Japanese Americans were allowed to bring what ever they could carry, which, for most, was what they could pack into a few suitcases. They were bused from select meeting points to different camps. Unlike the concentration camps in Germany, most of the families here stayed together. Once at the camp, families no longer were referred to with a last name, but with a number. All the family's possessions were given that same number.
Each family was assigned a barrack. The barracks were very small and practically unfurnished. The average size was a twenty-five by twenty-five foot living space, complete with cots, army blankets, and bags to be stuffed with straw. The walls and roof were covered with tarpaper nailed to boards. The heat provided was by oil- burning furnaces. These set ups were said to be only appropriate for combat-trained soldiers on a temporary basis. The Japanese Americans made this place their home for up to four years.
The Japanese Americans who lived at Manzanar faced some hardships, but they somehow over came them. Not only after being relocated to a camp with minimal supplies, they had to face the weather of the desert. The temperatures ranged from 20 degrees below zero in the winter to 115 degrees in the summer. The land was dry and the air was arid. With these conditions, it was very difficult to grow their own food such as the government made them do.
But Manzanar had a large turn out in crops, as much as some small cities had. They had one plow for 1,500 acres, and the farmers worked in three shifts. They first grew plants that rubber could be extracted from. Then, crops for food were planted. They made irrigation systems for the fields and salvaged some of the orchards. After they became successful with food crops, they added cattle and other farm animals. Four months after Manzanar opened, the storehouses were full and they were sending extra crops to other camps that weren't as successful in farming.
Manzanar not only was reliant on themselves for food, but supplies as well. When the Japanese Americans first arrived to Manzanar, there were no stores or establishments, thus there were no supplies. Just weeks after Manzanar opened, ones skilled in business affairs had collaborated to form stores for supplies and services. They contacted the people that they did business with before, and worked out agreements with them. Before long, Manzanar had a beauty shop, barber shop, general store, newspaper stand, mail-order desk, shoe-repair, laundry, and other establishments. Just as the Japanese Americans had a knack for the skill of farming, they also did very well in business.
While businessmen, farmers, and others were employed at the camp, the Japanese Americans that were professional could not practice. This was mostly true for doctors and dentists because there was not a high demand for them. There also were not adequate supplies or facilities that were needed to operate efficiently. But, again, like the farming and business, they made due with what they had, and made it work.
Education within Manzanar was very important. The Japanese American prisoners established elementary schools and a high school within Manzanar. These schools eventually became accredited in the state's school system. The schools were provided with a limited number of textbooks and other supplies.

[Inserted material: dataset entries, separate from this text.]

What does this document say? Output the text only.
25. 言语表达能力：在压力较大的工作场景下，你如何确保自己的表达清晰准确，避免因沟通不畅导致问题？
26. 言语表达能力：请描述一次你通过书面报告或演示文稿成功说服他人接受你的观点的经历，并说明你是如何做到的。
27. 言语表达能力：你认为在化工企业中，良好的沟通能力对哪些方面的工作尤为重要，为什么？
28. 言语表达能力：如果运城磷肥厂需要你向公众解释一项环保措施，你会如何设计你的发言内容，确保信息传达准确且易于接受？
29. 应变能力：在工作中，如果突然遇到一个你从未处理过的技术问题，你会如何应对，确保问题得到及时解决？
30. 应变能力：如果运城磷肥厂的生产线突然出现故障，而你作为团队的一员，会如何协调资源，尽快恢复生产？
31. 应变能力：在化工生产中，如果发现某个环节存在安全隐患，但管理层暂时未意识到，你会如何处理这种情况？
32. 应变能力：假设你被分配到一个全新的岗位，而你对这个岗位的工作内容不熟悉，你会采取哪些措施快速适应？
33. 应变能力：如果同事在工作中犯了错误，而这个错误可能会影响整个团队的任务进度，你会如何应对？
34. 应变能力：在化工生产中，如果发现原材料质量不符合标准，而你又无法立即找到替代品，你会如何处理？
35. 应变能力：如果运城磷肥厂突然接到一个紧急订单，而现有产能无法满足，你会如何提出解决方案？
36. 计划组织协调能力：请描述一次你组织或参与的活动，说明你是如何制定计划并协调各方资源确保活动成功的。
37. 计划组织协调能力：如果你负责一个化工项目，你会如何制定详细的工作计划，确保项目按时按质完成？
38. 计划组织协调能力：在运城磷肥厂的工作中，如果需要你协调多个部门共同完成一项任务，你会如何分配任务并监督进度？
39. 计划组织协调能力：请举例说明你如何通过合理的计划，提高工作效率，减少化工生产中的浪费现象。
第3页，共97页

The teachers within the schools, at first, were required to be Caucasian. But then, due to lack of number of teachers, Japanese Americans were allowed to teach. One thing that was not acceptable in the classrooms though was that Japanese could not be used, whether as a second language or to help a student who was not fluent in English.
The students that graduated from these schools exceeded most, if not all, standards for education. Many students graduated with academic honors or the Torch Honor Society awards.
After the completion of high school, most Japanese Americans were not able to attend college. Many joined the army or worked. There were some college level courses offered at Manzanar, these were mostly business courses. There were also apprenticeships available. Most Japanese Americans wanted out of Manzanar though, so they looked for work.